Thursday, July 08, 2010

Heard: "Georgetown Person" at a Discounted Price

While out at a bar this weekend, my roommate and I (who are students in Washington, DC) encountered an intern to top all interns...and he didn't even have a red badge. We knew we were in for an interesting time when this guy approaches us in boat shoes and seafoam green shorts, still wearing his backpack. He begins by letting us know he isn't a typical intern because he has one paid and one unpaid and that he lives in Georgetown; but isn't a typical "Georgetown person" because he bargain shops for his Vineyard Vines and JCrew. So he's not a typical "Georgetown person"...but he looks like one, talks like one, and wants to be one, just at a discounted price. He then informs us he will "probably go to Georgetown law," even though he hasn't even applied yet; but he is taking a L-S-A-T course (pronounce as you would the SATs).
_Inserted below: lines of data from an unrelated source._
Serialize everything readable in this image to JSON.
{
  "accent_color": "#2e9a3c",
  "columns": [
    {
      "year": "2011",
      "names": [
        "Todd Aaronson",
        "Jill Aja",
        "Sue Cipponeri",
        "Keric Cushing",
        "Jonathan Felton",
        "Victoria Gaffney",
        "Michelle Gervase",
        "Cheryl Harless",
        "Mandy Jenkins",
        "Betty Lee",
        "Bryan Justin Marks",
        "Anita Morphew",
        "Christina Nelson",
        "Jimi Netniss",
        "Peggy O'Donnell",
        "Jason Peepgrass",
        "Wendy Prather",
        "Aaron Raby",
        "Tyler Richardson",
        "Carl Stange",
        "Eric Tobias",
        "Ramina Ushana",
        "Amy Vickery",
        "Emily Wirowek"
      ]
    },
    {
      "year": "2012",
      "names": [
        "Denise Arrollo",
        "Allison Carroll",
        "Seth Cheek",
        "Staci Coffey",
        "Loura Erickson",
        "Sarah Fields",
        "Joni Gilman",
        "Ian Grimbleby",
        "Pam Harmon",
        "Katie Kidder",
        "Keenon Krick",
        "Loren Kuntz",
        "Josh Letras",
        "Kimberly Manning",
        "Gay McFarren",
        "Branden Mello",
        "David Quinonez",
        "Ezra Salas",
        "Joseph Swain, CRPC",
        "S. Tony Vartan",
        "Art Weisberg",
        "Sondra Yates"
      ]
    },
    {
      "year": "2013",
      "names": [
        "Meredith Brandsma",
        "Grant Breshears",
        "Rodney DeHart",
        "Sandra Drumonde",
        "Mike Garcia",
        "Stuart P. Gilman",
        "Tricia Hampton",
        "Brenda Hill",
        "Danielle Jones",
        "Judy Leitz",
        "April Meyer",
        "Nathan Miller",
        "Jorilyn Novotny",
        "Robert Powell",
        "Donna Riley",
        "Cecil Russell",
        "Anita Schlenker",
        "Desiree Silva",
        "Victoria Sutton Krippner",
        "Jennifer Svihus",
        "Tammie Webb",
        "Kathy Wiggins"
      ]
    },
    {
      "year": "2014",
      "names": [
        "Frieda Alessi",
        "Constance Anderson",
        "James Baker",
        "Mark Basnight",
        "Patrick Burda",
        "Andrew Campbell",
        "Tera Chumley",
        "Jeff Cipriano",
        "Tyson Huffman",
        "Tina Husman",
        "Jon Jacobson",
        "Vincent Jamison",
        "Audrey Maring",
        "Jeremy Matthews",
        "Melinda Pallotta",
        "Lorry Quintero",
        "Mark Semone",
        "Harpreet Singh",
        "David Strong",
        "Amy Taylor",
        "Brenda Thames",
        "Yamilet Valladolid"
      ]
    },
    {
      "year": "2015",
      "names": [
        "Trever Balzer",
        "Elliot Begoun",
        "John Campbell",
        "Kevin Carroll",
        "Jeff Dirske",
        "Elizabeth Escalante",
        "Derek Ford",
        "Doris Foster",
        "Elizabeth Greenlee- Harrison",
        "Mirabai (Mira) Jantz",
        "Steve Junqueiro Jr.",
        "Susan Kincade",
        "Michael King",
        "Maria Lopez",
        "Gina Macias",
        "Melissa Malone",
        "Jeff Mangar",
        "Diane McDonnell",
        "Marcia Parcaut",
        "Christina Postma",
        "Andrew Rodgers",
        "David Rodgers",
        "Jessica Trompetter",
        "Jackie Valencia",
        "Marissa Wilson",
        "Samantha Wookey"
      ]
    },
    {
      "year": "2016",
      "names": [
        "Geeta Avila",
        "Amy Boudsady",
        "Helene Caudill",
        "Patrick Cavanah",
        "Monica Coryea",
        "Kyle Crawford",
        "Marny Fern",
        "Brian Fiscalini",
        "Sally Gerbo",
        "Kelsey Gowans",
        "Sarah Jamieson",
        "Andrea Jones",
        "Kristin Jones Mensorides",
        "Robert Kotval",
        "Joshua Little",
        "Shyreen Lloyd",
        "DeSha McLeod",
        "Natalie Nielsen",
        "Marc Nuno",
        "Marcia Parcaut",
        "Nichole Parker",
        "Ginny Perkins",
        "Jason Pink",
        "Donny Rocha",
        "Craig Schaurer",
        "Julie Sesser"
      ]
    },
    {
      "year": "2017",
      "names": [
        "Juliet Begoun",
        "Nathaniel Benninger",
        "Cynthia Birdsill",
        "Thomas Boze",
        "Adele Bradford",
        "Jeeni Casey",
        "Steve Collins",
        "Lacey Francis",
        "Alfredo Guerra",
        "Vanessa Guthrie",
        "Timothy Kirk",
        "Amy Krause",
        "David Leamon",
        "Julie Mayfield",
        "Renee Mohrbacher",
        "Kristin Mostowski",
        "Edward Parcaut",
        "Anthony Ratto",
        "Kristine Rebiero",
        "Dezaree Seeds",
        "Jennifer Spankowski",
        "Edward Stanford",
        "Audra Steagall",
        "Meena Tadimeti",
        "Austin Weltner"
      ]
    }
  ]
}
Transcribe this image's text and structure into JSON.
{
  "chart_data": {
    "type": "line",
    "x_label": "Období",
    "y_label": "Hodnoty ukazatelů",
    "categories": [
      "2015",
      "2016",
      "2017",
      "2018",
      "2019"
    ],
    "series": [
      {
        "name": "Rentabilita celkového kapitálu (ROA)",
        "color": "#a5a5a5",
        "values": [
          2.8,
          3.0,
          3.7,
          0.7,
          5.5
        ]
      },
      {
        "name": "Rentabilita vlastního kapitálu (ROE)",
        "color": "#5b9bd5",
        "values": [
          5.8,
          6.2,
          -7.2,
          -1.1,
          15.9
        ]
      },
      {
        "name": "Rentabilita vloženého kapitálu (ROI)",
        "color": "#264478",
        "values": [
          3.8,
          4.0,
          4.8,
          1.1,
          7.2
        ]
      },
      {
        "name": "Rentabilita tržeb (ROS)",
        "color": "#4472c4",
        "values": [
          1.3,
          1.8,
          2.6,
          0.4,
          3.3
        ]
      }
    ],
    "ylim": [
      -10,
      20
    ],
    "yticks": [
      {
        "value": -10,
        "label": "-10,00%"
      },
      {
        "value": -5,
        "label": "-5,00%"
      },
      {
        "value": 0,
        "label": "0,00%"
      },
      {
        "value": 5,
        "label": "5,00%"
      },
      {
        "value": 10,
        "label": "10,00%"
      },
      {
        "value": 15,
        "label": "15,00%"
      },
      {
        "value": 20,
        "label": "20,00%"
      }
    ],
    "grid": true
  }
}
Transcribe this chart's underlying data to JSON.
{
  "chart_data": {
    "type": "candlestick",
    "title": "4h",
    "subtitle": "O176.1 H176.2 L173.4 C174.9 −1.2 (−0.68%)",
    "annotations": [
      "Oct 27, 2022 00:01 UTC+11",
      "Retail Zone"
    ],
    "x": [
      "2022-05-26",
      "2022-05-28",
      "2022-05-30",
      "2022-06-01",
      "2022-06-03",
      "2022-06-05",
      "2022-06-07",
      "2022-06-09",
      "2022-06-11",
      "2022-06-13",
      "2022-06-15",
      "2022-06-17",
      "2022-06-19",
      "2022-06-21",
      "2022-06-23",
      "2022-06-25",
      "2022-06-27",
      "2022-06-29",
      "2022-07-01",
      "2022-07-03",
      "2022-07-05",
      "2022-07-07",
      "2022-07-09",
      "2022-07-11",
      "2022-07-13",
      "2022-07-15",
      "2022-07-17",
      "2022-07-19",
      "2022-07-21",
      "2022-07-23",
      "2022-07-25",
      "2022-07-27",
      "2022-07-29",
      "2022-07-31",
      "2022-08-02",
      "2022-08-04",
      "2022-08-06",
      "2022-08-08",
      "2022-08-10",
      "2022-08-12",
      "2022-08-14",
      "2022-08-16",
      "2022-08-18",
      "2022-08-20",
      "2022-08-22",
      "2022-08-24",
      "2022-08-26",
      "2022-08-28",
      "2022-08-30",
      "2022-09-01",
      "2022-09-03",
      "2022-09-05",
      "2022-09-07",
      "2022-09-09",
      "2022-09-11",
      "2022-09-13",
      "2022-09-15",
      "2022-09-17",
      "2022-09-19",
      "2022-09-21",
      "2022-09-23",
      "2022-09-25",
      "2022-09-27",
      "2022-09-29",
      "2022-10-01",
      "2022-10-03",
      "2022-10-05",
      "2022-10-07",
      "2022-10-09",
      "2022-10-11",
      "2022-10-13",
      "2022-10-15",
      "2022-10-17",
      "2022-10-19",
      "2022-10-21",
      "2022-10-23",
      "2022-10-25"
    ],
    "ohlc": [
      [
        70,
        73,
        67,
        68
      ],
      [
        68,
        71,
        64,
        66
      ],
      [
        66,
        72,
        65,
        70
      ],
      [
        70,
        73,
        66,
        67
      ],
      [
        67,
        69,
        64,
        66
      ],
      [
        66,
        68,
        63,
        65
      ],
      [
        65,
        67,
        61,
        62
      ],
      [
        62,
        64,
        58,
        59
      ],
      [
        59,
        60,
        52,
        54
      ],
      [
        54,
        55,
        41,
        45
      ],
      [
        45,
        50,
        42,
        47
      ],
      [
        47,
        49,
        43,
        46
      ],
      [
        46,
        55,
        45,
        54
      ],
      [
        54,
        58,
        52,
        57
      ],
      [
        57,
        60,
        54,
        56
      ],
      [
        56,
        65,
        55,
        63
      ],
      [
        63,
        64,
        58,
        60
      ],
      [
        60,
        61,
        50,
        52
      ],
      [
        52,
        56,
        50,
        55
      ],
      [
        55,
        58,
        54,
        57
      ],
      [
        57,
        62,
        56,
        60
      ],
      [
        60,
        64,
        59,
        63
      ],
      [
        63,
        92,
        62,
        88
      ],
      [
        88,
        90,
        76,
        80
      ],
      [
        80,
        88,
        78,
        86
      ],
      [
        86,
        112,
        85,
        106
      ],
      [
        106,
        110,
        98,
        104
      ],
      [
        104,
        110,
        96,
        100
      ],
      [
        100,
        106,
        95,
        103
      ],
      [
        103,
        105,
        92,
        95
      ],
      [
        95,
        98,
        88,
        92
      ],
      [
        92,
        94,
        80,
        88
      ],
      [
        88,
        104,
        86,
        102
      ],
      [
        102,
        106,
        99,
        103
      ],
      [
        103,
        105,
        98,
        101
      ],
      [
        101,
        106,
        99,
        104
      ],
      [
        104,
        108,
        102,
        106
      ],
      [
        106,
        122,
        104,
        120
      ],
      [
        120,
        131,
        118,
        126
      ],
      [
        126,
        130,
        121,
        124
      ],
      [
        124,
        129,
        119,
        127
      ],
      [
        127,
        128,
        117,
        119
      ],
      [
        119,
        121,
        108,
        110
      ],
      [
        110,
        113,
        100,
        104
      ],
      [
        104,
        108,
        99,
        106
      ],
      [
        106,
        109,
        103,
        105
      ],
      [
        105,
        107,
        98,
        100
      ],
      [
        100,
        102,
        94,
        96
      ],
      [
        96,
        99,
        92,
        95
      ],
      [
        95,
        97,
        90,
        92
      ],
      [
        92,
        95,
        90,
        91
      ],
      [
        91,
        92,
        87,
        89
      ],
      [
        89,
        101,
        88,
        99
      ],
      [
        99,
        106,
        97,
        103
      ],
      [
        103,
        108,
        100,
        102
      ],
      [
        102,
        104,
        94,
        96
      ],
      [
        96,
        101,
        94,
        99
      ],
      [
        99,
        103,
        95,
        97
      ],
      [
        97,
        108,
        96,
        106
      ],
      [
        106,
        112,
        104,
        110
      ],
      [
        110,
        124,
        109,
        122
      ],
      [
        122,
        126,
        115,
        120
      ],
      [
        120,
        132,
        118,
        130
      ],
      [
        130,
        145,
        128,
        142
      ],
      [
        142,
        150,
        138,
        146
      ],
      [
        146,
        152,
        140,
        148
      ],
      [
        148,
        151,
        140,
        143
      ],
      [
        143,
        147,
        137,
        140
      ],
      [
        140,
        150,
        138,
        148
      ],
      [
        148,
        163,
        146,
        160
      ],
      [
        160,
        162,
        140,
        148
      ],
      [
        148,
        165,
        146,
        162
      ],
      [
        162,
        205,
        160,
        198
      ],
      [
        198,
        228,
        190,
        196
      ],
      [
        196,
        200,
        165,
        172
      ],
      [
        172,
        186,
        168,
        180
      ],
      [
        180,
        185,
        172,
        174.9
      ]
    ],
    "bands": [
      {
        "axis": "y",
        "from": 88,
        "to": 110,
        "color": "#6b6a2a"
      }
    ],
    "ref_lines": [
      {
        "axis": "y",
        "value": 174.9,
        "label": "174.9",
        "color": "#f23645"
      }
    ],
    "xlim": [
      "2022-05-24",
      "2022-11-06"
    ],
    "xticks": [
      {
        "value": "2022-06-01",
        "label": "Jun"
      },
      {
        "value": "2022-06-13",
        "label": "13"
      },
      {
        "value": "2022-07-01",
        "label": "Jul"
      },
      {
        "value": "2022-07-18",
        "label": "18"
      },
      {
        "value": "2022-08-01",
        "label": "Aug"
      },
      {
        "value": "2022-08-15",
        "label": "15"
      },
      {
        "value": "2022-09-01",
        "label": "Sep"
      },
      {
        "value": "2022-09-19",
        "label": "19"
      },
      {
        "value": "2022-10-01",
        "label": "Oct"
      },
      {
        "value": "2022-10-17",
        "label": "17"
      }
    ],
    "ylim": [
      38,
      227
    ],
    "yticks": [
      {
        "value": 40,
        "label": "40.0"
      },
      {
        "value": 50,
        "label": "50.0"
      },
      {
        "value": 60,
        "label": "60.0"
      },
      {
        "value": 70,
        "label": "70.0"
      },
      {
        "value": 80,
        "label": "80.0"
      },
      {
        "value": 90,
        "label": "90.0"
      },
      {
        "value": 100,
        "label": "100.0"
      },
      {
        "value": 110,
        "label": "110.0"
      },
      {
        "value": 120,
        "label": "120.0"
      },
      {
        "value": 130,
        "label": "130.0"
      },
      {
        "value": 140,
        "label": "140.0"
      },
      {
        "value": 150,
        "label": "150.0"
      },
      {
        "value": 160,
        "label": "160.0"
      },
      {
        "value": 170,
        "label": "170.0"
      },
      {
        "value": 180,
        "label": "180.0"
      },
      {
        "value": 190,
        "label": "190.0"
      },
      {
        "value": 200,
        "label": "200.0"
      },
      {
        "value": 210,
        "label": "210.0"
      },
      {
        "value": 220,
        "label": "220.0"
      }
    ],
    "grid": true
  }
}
After a few more minutes of him talking about himself, he told my roommate she wasn't intimidating enough because she didn't go to an Ivy League school nor did she have a career, as if him going to a small school in NY that no one has heard of is intimidating. My roommate's response - "trust me man, my resume is better than yours." Clearly his ego takes a hit, and he is upset. She says "thanks for playing" and clinks his glass, and he walks away. It is not over yet, because we see him go up to his bro and loudly say "this b*** is pissed because my resume is better than hers!" And then to make him feel better, his bro responds with "yeah man, it happens" and they proceed to fist bump.